Couldn't people just say what it is so we don't all have to 'look it up'

The time and effort you took to type that post you could have just searched the term.

coldbrightmorning · 21/01/2024 19:22

Newtoniannechanics · 21/01/2024 18:58

EUPD?
Really its common knowledge.

Like ASD or anything else.Blush

It’s not common knowledge. I have never heard of it and normally am quite up on stuff like this.

MatterofTime24 · 21/01/2024 19:23

It’s not common knowledge. I googled the symptoms today as a family member told me they have it.

MatterofTime24 · 21/01/2024 19:24

It’s also a young adult who I am very concerned about.

sprigatito · 21/01/2024 19:24

How thick-headed do you have to be to come onto a thread like this and bitch about the acronym? FFS 🤦‍♀️

OP how awful for you. EUPD can lead people into terrible self-destructive behaviour. I don't have any useful advice, other than to keep being there for her and offering a safe refuge. People with this condition can learn strategies for managing it, but ime it takes a lot of therapy and support, and they have to want to engage.

LaughingCat · 21/01/2024 19:30

EUPD must be so hard to live with but it’s also hard on those closest to them.

One thing that hits people with EUPD hardest is feeling judged…judgement leads to abandonment in their heads and therefore they become hypersensitive to the potential of being judged by those around them.

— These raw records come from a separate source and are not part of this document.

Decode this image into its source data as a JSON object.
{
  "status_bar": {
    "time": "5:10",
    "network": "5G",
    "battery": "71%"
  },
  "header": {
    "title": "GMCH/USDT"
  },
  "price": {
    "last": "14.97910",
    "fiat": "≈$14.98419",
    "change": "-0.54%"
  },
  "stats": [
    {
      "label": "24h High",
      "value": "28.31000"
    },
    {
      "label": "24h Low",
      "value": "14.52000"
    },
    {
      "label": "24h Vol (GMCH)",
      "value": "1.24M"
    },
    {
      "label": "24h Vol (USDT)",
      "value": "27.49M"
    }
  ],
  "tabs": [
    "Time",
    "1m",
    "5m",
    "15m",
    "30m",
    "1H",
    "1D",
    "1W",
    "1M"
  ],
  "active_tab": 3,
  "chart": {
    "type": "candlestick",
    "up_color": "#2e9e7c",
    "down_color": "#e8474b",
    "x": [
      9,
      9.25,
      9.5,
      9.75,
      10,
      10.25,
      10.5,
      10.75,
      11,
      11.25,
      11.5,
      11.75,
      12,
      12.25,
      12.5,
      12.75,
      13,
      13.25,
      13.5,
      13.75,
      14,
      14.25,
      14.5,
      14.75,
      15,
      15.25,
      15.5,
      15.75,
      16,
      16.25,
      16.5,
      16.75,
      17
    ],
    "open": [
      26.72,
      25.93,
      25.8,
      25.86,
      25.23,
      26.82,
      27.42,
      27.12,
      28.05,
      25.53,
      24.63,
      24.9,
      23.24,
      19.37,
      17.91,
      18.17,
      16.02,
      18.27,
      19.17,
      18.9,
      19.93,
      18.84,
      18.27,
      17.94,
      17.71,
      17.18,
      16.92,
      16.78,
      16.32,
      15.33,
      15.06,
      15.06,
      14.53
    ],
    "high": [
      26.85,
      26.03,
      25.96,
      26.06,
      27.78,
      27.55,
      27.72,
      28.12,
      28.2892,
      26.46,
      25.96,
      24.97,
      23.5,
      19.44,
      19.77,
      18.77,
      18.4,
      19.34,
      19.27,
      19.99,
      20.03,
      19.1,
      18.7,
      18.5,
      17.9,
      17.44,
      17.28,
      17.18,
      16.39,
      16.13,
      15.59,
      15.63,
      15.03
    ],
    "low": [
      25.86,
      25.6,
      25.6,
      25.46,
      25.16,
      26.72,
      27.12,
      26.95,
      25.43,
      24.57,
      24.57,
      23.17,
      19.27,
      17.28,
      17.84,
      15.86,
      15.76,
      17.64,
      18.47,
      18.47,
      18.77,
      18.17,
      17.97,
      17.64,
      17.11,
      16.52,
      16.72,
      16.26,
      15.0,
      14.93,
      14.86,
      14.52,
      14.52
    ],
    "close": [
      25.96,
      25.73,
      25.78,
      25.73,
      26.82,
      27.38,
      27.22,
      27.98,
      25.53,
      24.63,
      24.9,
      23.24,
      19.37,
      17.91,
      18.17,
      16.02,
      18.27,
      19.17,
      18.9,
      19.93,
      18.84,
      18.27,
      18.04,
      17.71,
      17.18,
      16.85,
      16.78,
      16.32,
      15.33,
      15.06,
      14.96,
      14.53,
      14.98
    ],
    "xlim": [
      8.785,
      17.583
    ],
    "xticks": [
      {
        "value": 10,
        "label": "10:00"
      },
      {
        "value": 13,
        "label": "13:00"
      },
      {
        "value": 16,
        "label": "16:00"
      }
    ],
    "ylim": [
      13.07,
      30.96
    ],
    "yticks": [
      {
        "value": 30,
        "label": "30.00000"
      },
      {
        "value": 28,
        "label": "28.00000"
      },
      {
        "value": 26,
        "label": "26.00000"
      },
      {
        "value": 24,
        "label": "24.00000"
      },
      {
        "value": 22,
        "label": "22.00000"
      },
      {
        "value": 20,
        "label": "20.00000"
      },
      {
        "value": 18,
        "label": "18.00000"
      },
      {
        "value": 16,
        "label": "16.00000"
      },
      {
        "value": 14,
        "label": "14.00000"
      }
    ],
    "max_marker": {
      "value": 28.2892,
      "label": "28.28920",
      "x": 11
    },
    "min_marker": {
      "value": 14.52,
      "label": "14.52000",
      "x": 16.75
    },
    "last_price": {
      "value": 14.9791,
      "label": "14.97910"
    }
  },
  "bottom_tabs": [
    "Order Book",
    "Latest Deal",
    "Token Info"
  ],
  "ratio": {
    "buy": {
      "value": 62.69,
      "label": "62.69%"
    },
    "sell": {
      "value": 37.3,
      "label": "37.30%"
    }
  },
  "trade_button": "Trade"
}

Regardless of whether you disapprove of her choices, just keep doing what you’re doing. Be there for her, supporting her.

Most people with personality disorders apparently ‘grow out’ of them. Or they learn good coping mechanisms to deal with them, at least, by their thirties. Stick by her and let her know that you value her and love her no matter what she says or does. And she’ll find her own way.

Mega hugs to you though, it must be so hard, knowing there’s virtually nothing you can do.

dotdotdotdash · 21/01/2024 19:32

I'm so sorry @Cherrys70, this sounds really difficult. I know several people with BPD/EUPD so have read up a bit, and talk with them. There is so much impact on the loved ones, because they are on the frontline and pick up the pieces; and often act as carers and the sole emotional support because other relationships are shortlived. I think all you can do is tell her that you think she is being exploited, but that you are there for her when she needs you. As you say, she is an adult. I know this doesn't make things any easier.

It might help to join a support group for families of those with BPD/EUPD.

AMuser · 21/01/2024 19:33

RunningFromInsanity · 21/01/2024 18:59

Never heard of EUPD

Me neither

ProfessorPeppy · 21/01/2024 19:35

Dialectical Behaviour Therapy is suggested for neurodivergent women @Cherrys70 so this might be something your DD could look into.

Newtoniannechanics · 21/01/2024 19:35

For those that haven't heard of it you are very fortunate. For those like OP it can be deliberating all round.